We've been mulling over a portrait of a female face. The smiling subject has spiky hair, a big nose and eyes like poached eggs.

This is a face that reveals contentment. A face that reflects success.

It is the face of Xerox (Hong Kong).

And make no mistake: this isn't just some random doodle from the Lai See pen.

Company cartoons are the wave of the future, and provide instant access to information on everything from profit levels to morale. The eyes alone can tell you if the firm is living in the past - or looking to the future.

Professor David Walker created the system, and says the goofy faces could one day replace company reports.

Well. Sort of.

'They provide a sort of shorthand,' he told Lai See. 'It's a quick way of reading the company in a way that would be inaccessible to people who aren't able to read balance sheets.' The prof's goggly-eyed brain children reveal the firm's more 'intangible' assets. After all, in today's knowledge-based industries, the company's greatest assets are probably warehoused between the ears of its staff members.

Traditional reports just don't cover this. Enter the professor's 'Strategy as Hairstyle' technique.

In his unbiased opinion, using graphic techniques to analyse companies is 'a pioneering breakthrough'.

In the words of the Head Pioneer: 'I think it's a whole new groundswell led by hi-techs.' The British academic has been in the SAR teaching Hong Kong Polytechnic University Masters students how to draw them.

A whole classroom full of budding intellectuals has spent the past few weeks crafting cartoons showing the face of Hong Kong business. It's all very scientific.

Hair, for example, symbolises 'technological vision', so if your firm is going bald, there are probably a few too many quill pens floating around the office.

Eyes stand for 'visionary', so if they're narrow or crossed, you're in trouble. A company's nose for profit is reflected in the size of its nose, and smiles or scowls indicate employee attitudes towards their work environment.

If you kowtow to the administration, a set of big ears will betray your 'ear for government'.

Apparently some Polytech malcontents bemused their professor by adding warts and pockmarks to the company skin.

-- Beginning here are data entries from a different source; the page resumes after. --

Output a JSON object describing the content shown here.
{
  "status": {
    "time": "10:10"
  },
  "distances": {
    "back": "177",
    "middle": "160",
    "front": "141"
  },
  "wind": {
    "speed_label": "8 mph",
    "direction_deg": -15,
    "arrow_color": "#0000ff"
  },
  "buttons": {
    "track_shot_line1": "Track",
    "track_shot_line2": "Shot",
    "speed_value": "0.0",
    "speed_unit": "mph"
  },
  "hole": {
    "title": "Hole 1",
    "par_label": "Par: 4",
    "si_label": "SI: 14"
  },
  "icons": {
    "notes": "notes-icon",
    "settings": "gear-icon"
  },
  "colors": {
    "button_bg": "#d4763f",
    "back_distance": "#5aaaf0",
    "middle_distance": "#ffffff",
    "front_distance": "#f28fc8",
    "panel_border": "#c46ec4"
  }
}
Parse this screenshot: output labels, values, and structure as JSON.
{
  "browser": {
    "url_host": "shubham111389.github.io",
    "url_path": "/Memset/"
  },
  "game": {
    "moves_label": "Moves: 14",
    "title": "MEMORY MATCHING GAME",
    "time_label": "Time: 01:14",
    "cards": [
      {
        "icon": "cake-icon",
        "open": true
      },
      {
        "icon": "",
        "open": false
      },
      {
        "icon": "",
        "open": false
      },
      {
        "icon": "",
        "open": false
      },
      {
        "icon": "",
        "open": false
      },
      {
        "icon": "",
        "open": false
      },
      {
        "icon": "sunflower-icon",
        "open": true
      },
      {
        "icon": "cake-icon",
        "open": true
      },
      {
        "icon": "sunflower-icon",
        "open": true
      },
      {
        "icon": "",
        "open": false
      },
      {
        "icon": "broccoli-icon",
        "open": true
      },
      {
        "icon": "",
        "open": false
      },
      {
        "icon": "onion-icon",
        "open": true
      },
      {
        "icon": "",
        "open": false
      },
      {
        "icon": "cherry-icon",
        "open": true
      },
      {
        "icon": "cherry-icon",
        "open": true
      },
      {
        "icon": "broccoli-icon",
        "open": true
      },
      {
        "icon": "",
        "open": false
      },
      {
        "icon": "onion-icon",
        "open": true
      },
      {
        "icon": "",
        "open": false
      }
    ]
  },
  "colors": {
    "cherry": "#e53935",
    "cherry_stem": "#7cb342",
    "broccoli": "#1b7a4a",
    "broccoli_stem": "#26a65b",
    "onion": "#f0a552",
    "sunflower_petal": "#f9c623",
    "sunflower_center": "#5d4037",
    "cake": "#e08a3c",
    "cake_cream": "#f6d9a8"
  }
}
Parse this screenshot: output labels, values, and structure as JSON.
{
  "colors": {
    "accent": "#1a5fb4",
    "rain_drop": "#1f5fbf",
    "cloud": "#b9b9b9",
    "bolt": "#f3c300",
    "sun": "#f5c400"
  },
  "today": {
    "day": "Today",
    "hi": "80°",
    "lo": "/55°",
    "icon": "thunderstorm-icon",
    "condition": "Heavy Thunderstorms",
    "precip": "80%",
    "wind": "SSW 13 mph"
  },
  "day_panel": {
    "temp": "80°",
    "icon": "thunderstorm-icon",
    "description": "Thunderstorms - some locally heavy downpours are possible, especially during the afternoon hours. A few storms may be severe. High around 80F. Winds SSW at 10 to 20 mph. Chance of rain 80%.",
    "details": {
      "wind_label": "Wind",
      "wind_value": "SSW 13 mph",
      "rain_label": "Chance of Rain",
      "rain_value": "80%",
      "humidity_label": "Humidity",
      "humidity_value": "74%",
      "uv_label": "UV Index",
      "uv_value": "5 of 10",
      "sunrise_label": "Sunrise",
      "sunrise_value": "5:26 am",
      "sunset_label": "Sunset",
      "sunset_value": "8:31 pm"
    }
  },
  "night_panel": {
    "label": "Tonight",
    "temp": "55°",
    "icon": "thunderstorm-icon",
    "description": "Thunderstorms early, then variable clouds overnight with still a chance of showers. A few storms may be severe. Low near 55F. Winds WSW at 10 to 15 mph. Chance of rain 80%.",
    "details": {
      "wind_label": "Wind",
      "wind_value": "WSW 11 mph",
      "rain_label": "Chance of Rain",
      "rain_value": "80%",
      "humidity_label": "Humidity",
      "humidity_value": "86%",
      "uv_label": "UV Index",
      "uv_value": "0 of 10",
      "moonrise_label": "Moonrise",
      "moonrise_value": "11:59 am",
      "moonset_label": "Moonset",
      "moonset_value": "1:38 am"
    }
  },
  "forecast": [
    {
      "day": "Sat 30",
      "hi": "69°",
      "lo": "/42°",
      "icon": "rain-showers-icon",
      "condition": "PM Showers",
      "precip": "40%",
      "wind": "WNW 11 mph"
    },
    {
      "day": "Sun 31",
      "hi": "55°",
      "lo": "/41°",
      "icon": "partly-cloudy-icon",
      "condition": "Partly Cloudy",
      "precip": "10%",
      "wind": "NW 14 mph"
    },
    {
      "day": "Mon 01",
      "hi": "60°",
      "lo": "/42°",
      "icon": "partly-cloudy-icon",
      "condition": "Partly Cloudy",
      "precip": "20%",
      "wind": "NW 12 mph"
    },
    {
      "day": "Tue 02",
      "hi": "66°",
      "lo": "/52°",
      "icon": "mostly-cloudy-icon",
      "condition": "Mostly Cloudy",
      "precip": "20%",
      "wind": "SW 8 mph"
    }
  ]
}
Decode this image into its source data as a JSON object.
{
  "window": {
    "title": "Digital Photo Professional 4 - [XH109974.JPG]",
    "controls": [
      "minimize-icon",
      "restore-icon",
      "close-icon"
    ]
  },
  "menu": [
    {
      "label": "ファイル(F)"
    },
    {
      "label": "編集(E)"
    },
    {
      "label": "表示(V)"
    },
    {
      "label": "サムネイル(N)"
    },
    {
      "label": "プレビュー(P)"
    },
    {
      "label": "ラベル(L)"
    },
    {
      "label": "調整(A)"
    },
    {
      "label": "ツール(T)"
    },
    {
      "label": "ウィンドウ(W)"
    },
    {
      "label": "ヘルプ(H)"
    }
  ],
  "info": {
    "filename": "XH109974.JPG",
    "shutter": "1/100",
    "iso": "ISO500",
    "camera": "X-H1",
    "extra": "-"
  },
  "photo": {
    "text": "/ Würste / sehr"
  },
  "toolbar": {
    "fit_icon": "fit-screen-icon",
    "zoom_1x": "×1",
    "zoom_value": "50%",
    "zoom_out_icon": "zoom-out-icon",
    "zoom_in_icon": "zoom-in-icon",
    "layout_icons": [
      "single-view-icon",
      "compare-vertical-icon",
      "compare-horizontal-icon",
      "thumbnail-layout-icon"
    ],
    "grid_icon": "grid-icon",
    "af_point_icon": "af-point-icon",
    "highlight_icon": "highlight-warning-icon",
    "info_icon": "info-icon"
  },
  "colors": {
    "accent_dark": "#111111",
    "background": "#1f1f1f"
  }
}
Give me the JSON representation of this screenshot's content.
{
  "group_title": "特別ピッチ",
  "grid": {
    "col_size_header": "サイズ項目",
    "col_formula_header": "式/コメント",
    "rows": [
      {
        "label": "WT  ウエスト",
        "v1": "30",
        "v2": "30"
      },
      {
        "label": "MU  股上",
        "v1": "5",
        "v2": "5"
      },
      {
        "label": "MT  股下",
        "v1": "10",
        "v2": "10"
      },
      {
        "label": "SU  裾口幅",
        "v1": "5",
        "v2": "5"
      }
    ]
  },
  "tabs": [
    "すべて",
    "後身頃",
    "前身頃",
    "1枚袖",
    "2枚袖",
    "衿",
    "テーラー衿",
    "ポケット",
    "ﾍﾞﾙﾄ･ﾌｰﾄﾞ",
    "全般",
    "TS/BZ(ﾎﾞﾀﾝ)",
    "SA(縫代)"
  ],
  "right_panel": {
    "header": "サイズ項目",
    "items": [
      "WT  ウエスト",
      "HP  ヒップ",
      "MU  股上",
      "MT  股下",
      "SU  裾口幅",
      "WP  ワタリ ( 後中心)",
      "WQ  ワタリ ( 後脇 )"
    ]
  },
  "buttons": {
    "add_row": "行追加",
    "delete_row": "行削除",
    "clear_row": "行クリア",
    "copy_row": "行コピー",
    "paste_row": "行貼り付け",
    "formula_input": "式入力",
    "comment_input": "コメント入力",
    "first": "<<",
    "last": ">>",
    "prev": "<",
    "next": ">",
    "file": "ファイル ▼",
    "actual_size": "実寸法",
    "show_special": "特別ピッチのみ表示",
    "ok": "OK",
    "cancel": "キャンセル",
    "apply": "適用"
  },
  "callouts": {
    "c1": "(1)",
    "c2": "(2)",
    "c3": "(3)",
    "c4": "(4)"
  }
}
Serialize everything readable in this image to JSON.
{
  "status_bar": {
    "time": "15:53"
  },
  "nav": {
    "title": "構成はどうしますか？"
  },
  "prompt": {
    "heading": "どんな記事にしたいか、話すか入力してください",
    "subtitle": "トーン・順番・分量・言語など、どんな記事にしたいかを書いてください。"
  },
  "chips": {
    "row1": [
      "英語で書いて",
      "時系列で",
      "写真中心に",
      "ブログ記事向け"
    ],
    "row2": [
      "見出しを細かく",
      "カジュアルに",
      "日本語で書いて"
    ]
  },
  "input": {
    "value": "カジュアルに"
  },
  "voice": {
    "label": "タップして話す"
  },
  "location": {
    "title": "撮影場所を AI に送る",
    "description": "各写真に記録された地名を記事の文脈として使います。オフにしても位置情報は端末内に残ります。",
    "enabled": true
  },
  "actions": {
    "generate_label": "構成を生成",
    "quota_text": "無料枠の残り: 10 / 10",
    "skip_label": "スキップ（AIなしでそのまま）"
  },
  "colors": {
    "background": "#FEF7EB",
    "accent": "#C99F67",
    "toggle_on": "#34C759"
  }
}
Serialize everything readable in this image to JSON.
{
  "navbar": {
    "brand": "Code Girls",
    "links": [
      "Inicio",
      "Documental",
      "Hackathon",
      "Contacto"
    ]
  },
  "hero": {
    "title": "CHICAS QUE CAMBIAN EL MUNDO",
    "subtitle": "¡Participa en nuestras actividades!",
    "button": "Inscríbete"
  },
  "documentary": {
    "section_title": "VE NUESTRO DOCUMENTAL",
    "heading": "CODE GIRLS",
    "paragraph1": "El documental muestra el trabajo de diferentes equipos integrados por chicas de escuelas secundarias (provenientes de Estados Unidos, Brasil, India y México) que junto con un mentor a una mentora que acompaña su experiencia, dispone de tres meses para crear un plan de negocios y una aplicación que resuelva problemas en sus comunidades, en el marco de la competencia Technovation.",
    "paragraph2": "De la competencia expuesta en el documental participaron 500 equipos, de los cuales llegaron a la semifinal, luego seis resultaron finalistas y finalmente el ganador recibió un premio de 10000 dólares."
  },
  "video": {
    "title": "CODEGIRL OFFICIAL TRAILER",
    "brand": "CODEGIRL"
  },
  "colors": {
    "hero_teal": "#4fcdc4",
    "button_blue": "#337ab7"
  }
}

It seems they wanted to express just how bad employee-employer relations were, and that down-turned mouth just wasn't doing it for them.

We were intrigued to see that one of the Polytechnicians had painted a rather unflattering portrait of an unnamed school . . . based on first-hand experience.

Its balding head is flanked by a pair of massive ears, and the scowling mouth speaks of a disgruntled student body.

Analysis of the anonymous institution shows it to be 'resource conscious with big vision, low profit motive, poor work environment and much attention to government'.

But this wasn't the only school to fall foul of the artists.

When all of the portraits are done, Professor Walker puts them all together, creating a 'rogues' gallery of faces'.

Then the professor's students look for family resemblances.

Here in Hong Kong, it's found among the colleges. Most of them are bald with big eyes, huge ears and downturned mouths.

After hearing all this, Lai See decided to test out the theory.

We asked a team of experts to depict the chosen company by constructing one of the professor's 'sophisticated' and 'information-rich' portraits. And we must concur that the image of Lai See Inc is spookily accurate.